Nebulous nearnesses cry to me
At this timeless moment someone dear to me
Wants me near, makes me high
I can hear vibrations fly

Through mangoes, pomegranates and planes
All the same
When it reaches me and teaches me
To sigh

Who would mouse and who would lion
Or who would be the tamer?
And who would hear directions clear
From the unnameable namer?

Who would skip and who would plot
Or who would lie quite stilly?
And who would ride backwards on a giraffe?
Stopping every so often to laugh

Amoebas are very small.

Fuck. Less than half a joint left.

Heron gets another turn at the mike—ha! Mike gets another turn at the mike! Well, apparently he caught some sort of bug while trolling around the Caribbean, for he gives us one more shot at something that vaguely resembles a genre known as “White Person Calypso.” “Mercy I Cry City” is a long bitch about the terrors of the city life that is trying to steal his soul (his words, not mine). He asks the completely stupid question, “But where’s your quiet pastures,” skips over his grammatical faux pas, and begins to babble about all the awful aspects of city life while conveniently forgetting that he’s recording the fucking record in the evil city of London because fucking cities have resources to help you become rich and famous, you fucking hypocrite.

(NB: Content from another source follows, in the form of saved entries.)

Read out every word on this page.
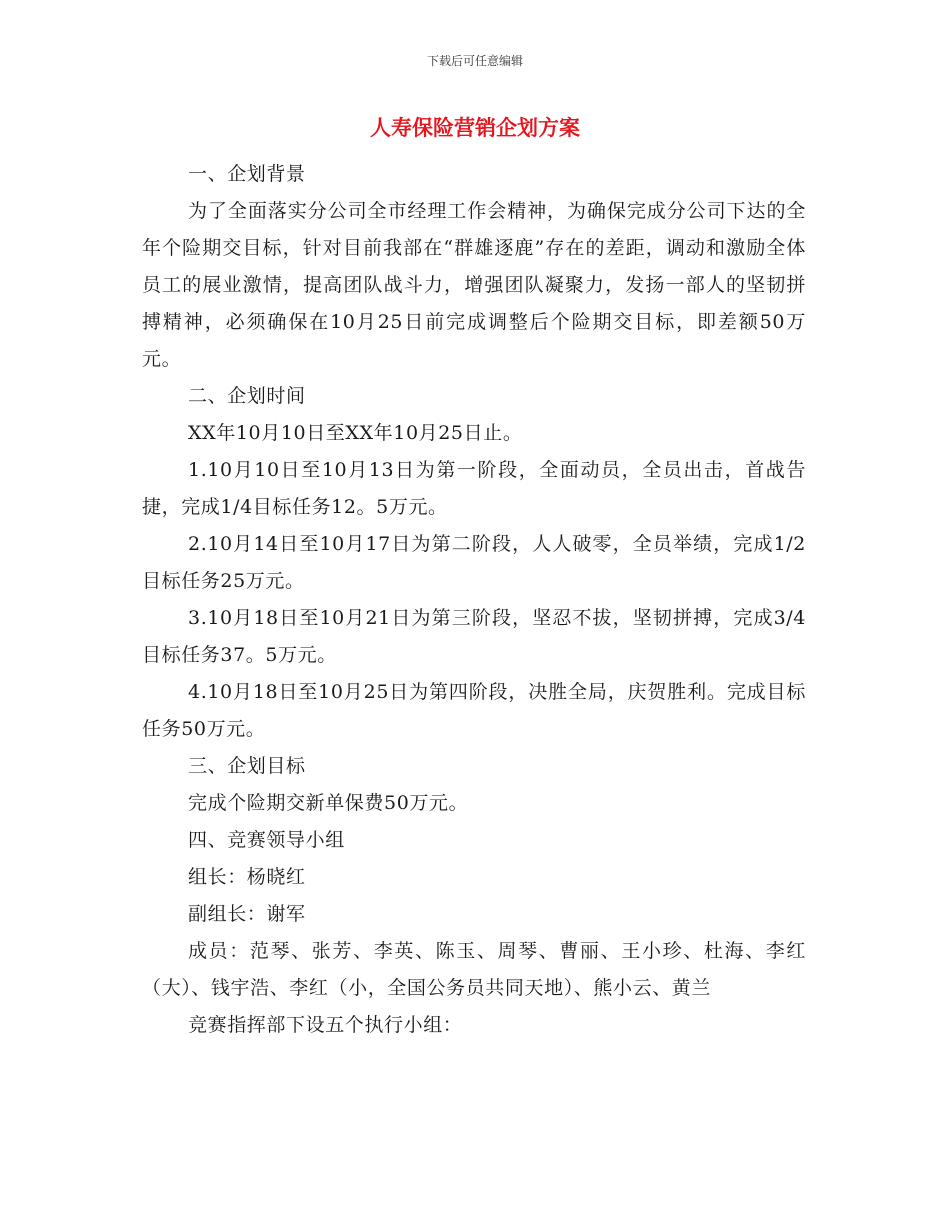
下载后可任意编辑
人寿保险营销企划方案

一、企划背景

为了全面落实分公司全市经理工作会精神，为确保完成分公司下达的全年个险期交目标，针对目前我部在“群雄逐鹿”存在的差距，调动和激励全体员工的展业激情，提高团队战斗力，增强团队凝聚力，发扬一部人的坚韧拼搏精神，必须确保在10月25日前完成调整后个险期交目标，即差额50万元。

二、企划时间

XX年10月10日至XX年10月25日止。

1.10月10日至10月13日为第一阶段，全面动员，全员出击，首战告捷，完成1/4目标任务12。5万元。

2.10月14日至10月17日为第二阶段，人人破零，全员举绩，完成1/2目标任务25万元。

3.10月18日至10月21日为第三阶段，坚忍不拔，坚韧拼搏，完成3/4目标任务37。5万元。

4.10月18日至10月25日为第四阶段，决胜全局，庆贺胜利。完成目标任务50万元。

三、企划目标

完成个险期交新单保费50万元。

四、竞赛领导小组

组长：杨晓红

副组长：谢军

成员：范琴、张芳、李英、陈玉、周琴、曹丽、王小珍、杜海、李红（大）、钱宇浩、李红（小，全国公务员共同天地）、熊小云、黄兰

竞赛指挥部下设五个执行小组：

Here’s a sample of his whiny moaning:

You cover up your emptiness
With brick and noise and rush
Oh, I can see and touch you
But you don’t owe reality much

Oh, send another carriage
Chugging down your chokey tube
I hope it makes you happy
‘Cause it don’t do my health much good

You’re slowly killing fumes
Now squeeze the lemon in my head
Make me know just what it’s like
For a sin drenched Christian to be dead

Ah, show to me your glitter
And your flashing neon light
You see, I think that only the sun knows
How to be quietly bright

Well, at least he had the guts to admit that his brain is made of citrus.

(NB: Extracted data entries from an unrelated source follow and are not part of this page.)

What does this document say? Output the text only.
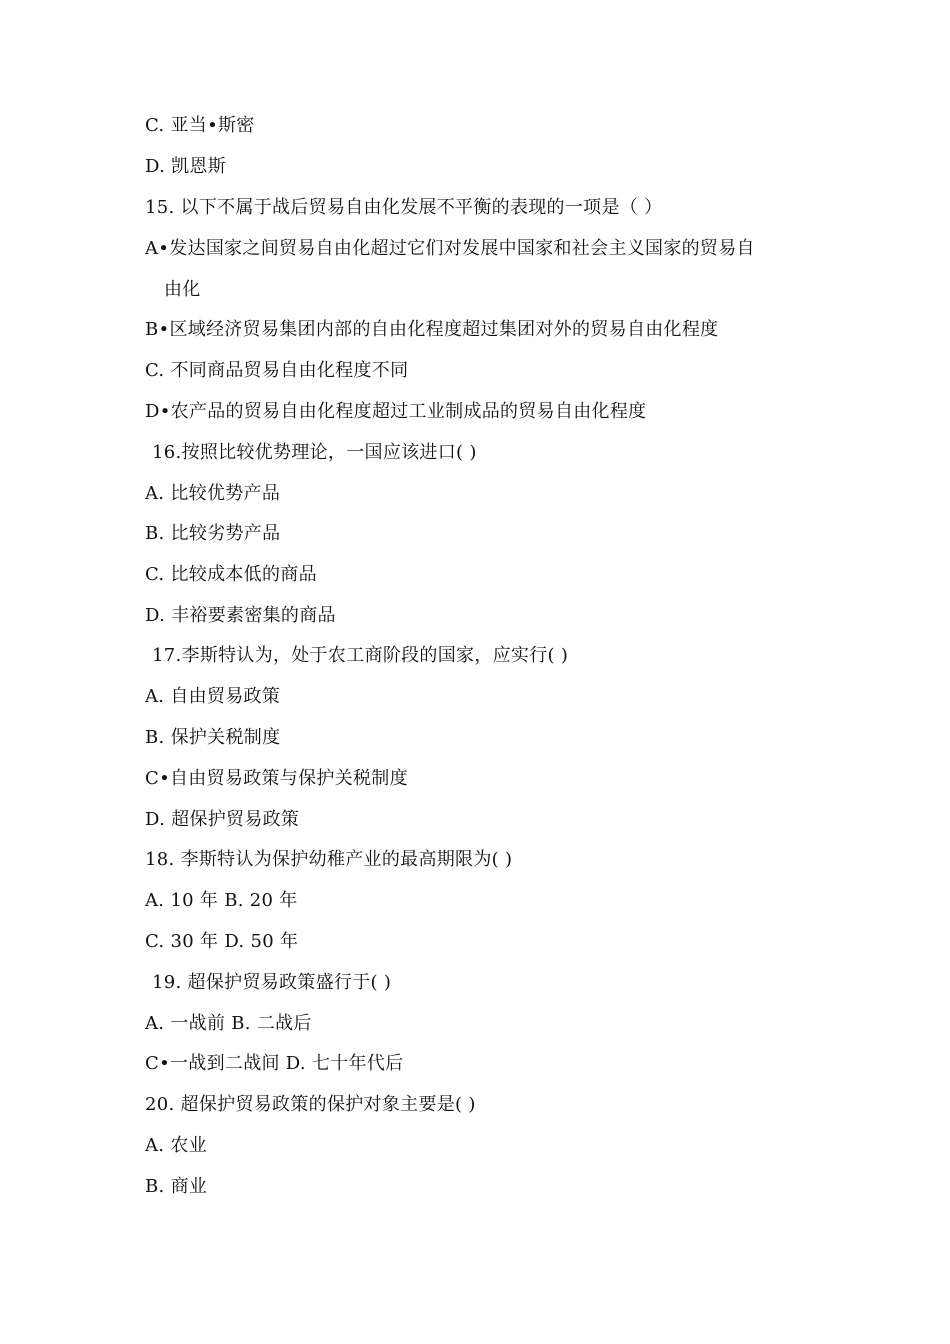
C. 亚当•斯密
D. 凯恩斯
15. 以下不属于战后贸易自由化发展不平衡的表现的一项是（ ）
A•发达国家之间贸易自由化超过它们对发展中国家和社会主义国家的贸易自
由化
B•区域经济贸易集团内部的自由化程度超过集团对外的贸易自由化程度
C. 不同商品贸易自由化程度不同
D•农产品的贸易自由化程度超过工业制成品的贸易自由化程度
16.按照比较优势理论，一国应该进口( )
A. 比较优势产品
B. 比较劣势产品
C. 比较成本低的商品
D. 丰裕要素密集的商品
17.李斯特认为，处于农工商阶段的国家，应实行( )
A. 自由贸易政策
B. 保护关税制度
C•自由贸易政策与保护关税制度
D. 超保护贸易政策
18. 李斯特认为保护幼稚产业的最高期限为( )
A. 10 年 B. 20 年
C. 30 年 D. 50 年
19. 超保护贸易政策盛行于( )
A. 一战前 B. 二战后
C•一战到二战间 D. 七十年代后
20. 超保护贸易政策的保护对象主要是( )
A. 农业
B. 商业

Williamson’s wobbly wanderings return in “Waltz of the New Moon,” where Lord Krishna makes a brief appearance, probably without his permission. I’m now down to one quarter of a joint to get me through the last four. Breathe deep the gathering gloom, my child! Okay, I’m ready for “The Water Song.” Shit! There’s the sound of running water! Now I have to pee! Okay, I’m back . . . did I miss anything? No? Okay, then, on to the next song, “Three is a Green Clown.” Did I type that right? No, it’s “Three Is a Green Crown!” Does that qualify as a Freudian ship—no, I mean slip, Freudian slip! Oh, shit, the wobbler is back and he’s got a sitar! Where did I put my lighter? Fuck! What did he just sing?

Well here you are now o now you are here
Well how has it been so far
The hair and the fur
Lemons, frankincense, and myrrh

Wait a minute—-that can’t be right. I thought the wise men brought something else, didn’t they? Yes, it was gold! Gold! Not lemons! See—I’m not that stoned! Why do they keep singing about lemons? Did they own shares in the United Fruit Company? That would explain the Caribbean connection. Is this song over yet? Two more? Okay, a couple of more hits ought to do it.

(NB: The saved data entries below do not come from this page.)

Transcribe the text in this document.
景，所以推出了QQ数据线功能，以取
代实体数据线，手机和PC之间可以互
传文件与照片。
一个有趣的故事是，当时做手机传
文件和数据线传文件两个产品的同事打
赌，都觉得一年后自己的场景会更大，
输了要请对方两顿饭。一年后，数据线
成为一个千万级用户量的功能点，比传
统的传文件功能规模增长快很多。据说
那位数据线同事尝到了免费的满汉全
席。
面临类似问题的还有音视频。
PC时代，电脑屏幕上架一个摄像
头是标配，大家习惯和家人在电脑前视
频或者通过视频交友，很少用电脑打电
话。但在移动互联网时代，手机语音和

Next is . . . “Swift As the Wind.” Oh my God! What’s wrong with Mike Heron? He’s moaning and screaming like someone is squeezing his nuts! Okay, he’s calmed down now. Oh, no! There he goes again! Is there a doctor in the house? I can’t listen to this . . . I think I have one more hit left. Yes! Okay, last song . . . “Nightfall.” Oh, crap, not the fucking sitar again! There goes Williamson, singing in his own personal scale. It must be nice to have a personal scale—that way, no one can tell you that you’ve muffed it and you can move through life floating on pillows of self-esteem. Hey, I just quoted Guided by Voices! I’d sure like to hear GBV right now. What’s that song? “I crept from the soft dimension . . . la la la la la la . . . ” Oh yeah, “Everyone Thinks I’m a Raincloud,” then something in parentheses. I love that song!

Ah! Blessed silence! It’s over! That was tough. First things first. Back in a few . . .

Oh, did that feel good! You see, I bought a turntable especially for this series and secured a copy of The Hangman’s Beautiful Daughter in warm, luscious vinyl. Well, that vinyl disc has been ripped, bent, scissored, stilettoed and shattered into a hundred pieces, all of which I flung joyously down the garbage chute at the end of the hallway.

Free at last, free at last, thank God almighty, I am free at last!